I remember when I was nine and my sister took me to her sorority house at the University of Louisville. Later that day I was savoring the memories but I thought, "That was cool. But I will never be that old." She was nineteen.
Today my niece turns 40. Of her generation in our family there is only one person younger, her sister. I recall turning 40. It was a Big Deal. While there had been ominous birthdays before — 25 (a quarter of a century), 30, this one was the first in which I felt the shadow of the scythe. Looking back, half again as many years later, 40 seems positively larval.
I am sure she, my niece, does not feel that way herself. One doesn't on the day one turns 40. Anymore than one turns 50 and says, "Oh, but by today's longevity standards, 50 is the new 40. I am a mere youth." What you think (although this may be a bit extreme) is "I am 18,250 days old. That is, 1,095,000 hours spent on terra firma, a third of them asleep." How could a reckoning like that not make one feel positively ancient?
Still it is sobering for me, as my 60th year winds down, to consider myself a member now in good standing of the venerable club of elders in my family. Made more so by having rocked the cradle of someone now entering her fifth decade on Planet Earth. To say nothing of all those sallow grands trying to stack enough candles on their cake to earn a driver's license. What of them? The babes?
Which brings me to What I Want to Be When I Grow Old. ("I grow old . . . I grow old . . . /I shall wear the bottoms of my trousers rolled.")
Once a friend told me I was going to grow up to be one of Nantucket's eccentrics. Along the lines of Madaket Millie. Part of me took offense; part of me, inevitably, was flattered. Better to be known as something than forgotten as nothing. But what kind of eccentric to be? Nothing so dull as a wearer of purple, though purple suits me now. No. The kind of eccentric I wish to be has yet to be invented.
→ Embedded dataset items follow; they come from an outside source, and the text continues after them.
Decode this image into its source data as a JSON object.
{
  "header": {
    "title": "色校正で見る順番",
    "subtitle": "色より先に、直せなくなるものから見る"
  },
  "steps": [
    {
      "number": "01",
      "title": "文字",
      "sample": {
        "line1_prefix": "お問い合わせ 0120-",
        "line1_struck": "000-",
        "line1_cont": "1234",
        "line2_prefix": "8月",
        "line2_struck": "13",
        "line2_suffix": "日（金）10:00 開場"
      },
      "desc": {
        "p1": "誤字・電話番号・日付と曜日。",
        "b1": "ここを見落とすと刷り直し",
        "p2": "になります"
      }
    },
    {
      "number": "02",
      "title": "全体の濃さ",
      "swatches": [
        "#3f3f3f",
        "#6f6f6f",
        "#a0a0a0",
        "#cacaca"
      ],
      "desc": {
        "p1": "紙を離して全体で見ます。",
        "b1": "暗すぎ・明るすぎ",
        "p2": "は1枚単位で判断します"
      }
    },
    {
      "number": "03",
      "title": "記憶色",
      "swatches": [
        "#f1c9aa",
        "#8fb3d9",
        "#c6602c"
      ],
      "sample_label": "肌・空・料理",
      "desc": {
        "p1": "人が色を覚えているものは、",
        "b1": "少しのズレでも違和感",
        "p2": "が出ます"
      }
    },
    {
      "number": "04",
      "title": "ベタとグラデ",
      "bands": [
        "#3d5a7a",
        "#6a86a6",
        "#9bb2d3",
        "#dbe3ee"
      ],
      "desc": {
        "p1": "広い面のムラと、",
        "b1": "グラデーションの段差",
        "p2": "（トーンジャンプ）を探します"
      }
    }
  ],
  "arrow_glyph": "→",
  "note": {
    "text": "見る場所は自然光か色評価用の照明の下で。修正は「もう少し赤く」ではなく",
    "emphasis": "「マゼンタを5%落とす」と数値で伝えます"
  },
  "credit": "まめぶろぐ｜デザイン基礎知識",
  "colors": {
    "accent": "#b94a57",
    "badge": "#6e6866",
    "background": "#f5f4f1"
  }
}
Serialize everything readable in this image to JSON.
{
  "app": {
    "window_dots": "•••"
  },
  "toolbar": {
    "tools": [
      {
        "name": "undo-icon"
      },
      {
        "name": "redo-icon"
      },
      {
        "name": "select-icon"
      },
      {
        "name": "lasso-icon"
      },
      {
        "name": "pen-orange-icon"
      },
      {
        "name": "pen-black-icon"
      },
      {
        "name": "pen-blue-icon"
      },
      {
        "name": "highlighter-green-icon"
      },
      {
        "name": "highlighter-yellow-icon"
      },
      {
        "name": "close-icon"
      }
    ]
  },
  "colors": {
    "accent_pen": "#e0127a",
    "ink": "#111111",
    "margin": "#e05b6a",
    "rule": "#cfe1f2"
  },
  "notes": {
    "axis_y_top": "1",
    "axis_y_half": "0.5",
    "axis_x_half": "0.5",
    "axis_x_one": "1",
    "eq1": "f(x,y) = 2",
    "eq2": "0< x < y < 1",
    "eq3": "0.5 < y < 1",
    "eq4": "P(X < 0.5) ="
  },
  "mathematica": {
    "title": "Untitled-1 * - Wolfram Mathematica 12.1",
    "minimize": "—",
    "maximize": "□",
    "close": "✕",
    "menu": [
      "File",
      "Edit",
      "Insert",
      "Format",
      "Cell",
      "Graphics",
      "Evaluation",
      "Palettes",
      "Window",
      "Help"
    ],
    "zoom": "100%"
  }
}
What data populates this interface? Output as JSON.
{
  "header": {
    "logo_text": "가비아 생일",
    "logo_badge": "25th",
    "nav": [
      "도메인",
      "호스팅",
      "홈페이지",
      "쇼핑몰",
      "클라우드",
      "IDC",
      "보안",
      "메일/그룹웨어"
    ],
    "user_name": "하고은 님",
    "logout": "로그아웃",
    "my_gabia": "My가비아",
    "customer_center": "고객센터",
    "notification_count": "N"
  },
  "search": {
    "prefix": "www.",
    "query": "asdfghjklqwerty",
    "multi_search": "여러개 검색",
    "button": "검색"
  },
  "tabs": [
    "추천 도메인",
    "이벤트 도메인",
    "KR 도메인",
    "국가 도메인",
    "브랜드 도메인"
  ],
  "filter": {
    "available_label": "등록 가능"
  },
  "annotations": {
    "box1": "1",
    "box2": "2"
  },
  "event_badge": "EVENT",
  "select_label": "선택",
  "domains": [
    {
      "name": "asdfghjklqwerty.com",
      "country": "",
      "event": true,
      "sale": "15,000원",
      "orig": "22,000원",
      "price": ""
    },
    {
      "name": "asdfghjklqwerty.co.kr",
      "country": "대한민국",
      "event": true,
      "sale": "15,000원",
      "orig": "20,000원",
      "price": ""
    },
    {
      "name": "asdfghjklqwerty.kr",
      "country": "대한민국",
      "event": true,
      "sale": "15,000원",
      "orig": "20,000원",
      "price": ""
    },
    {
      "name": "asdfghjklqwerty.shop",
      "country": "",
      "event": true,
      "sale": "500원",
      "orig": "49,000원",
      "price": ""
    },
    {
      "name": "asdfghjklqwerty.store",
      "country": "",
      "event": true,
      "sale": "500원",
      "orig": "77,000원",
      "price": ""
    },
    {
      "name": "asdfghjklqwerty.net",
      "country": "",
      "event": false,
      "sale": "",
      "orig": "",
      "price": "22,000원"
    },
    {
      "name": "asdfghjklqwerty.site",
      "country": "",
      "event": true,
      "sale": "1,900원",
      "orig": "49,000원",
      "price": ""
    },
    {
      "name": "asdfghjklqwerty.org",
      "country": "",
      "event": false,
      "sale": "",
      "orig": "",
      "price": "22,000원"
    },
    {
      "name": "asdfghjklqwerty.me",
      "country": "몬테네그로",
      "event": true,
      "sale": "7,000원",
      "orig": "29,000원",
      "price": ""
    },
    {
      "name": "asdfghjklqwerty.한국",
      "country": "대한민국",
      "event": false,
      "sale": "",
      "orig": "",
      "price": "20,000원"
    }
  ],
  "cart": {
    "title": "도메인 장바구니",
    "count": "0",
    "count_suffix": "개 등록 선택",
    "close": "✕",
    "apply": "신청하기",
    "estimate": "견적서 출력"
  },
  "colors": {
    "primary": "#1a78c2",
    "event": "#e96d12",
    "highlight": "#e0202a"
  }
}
I'm making it up as I go along. I want to break a picture window with a rock. I want to ride bareback, naked down Main Street. Any Main Street.
For years I had a collection of little old ladies. They were all inspirations — Edith Neuman, Leona Caroline, Dorothy Holland, Auntie Bee — though hardly eccentric. They taught me that 'old' is a prejudice we all tuck under our arms and carry with us through life. Who, exactly, is old? My sister at 19? Dr. Neuman taking 50 of her friends to Mohonk for a weekend celebration of her 90th? Planning her 100th at Tavern on the Green?
There are days when I feel positively decrepit — days, such as these now, lugging around a robot's foot. But most of the time, I am eighteen. Perennially, eighteen. It's the impartial secret I carry under the other arm. Like a magic wand.
Truffle: Snuggling under the covers with my love.
Quote of the day: "How old would you be if you didn't know how old you were?" (Satchel Paige)

Better to be a Has Been than a Never Was!
"Old" is when you've lost all your marbles and no longer can play the game. Cheers!
Posted by: Sue | November 04, 2010 at 07:28 AM
Like you, I think Millie might be a little extreme although I sat with her at NCH when she was dying and I felt privileged to be there. I'll try to think of someone it might be fun to emulate,
As you mention Dorothy, I do miss her. What a lovely lady.